Paper No. 3
Presentation Time: 1:30 PM-5:30 PM
STRUCTURE AND STRATIGRAPHY OF THE NORTHERN LHASA TERRANE, TIBET
The northern Lhasa terrane of Tibet exposes primarily upper Paleozoic and Cretaceous sedimentary rock units. The upper Paleozoic strata consist of Carboniferous diamictite, quartzite, mudstone and shale, and Permian shale, mudstone and recrystallized limestone. The Cretaceous strata unconformably overlie the Paleozoic units and are ~4-km-thick. The lowest Cretaceous unit consists of volcanic rocks, which yielded U-Pb zircon ages of 131 ± 8 Ma, and overlying quartz- and volcaniclastic- rich sandstone and conglomerate of ~2 km thickness. Above this is a ~1-km-thick Aptian-Albian shallow marine limestone which shoals upward into primarily lacustrine marls and mudstone.
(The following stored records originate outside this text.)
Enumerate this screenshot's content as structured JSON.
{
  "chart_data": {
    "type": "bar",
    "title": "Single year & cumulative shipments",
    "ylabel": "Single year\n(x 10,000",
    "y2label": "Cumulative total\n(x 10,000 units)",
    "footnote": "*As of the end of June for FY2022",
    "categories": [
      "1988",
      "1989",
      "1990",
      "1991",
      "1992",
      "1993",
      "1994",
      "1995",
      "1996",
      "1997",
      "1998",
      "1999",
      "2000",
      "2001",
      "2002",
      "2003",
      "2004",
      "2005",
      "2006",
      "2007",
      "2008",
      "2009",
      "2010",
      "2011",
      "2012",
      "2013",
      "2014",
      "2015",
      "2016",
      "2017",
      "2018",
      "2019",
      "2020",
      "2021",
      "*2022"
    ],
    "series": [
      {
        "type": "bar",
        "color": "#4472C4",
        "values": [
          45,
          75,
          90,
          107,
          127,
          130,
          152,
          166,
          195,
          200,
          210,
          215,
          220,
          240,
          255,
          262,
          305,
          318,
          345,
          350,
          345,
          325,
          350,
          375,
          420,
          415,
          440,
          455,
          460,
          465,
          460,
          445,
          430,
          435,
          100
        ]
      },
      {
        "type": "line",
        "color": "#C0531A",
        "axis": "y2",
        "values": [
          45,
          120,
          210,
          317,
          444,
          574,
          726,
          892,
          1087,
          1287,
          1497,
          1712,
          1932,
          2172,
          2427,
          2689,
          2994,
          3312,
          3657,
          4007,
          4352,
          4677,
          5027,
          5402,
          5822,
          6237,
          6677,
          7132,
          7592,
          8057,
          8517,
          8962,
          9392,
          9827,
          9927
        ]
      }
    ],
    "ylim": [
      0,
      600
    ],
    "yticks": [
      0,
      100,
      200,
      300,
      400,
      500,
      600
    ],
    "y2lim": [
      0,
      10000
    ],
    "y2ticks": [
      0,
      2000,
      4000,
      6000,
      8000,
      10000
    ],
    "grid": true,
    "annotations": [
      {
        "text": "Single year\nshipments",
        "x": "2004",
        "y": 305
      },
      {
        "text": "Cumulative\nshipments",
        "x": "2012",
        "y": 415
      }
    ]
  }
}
E-W striking thrust relationships between these rock units are well exposed in cross sectional view along a N-S trending horst block, the result of late Cenozoic E-W extension in Tibet. The footwall of this horst consists of mostly Paleozoic strata repeated by north-directed thrust faults whereas the hanging wall of the horst consists of Cretaceous strata involved in mainly south-directed thrusting. A low-angle fault contact is locally exposed, placing younger Cretaceous strata over older Paleozoic strata. These relationships and the observation that the thrust faults disrupting the Cretaceous strata appear to merge into the low-angle fault suggest that the low-angle fault is a passive roof thrust separating two distinct structural levels of the thrust belt. The significance of these early findings are: (1) in contrast to previous suggestions, the northern Lhasa terrane was above sea level during much of Cretaceous time, and (2) interpretation of the dominant vergence and degree of lower crustal involvement in the thrust system is complicated by a zone of decoupling that exists between the uppermost and lower levels of the thrust system.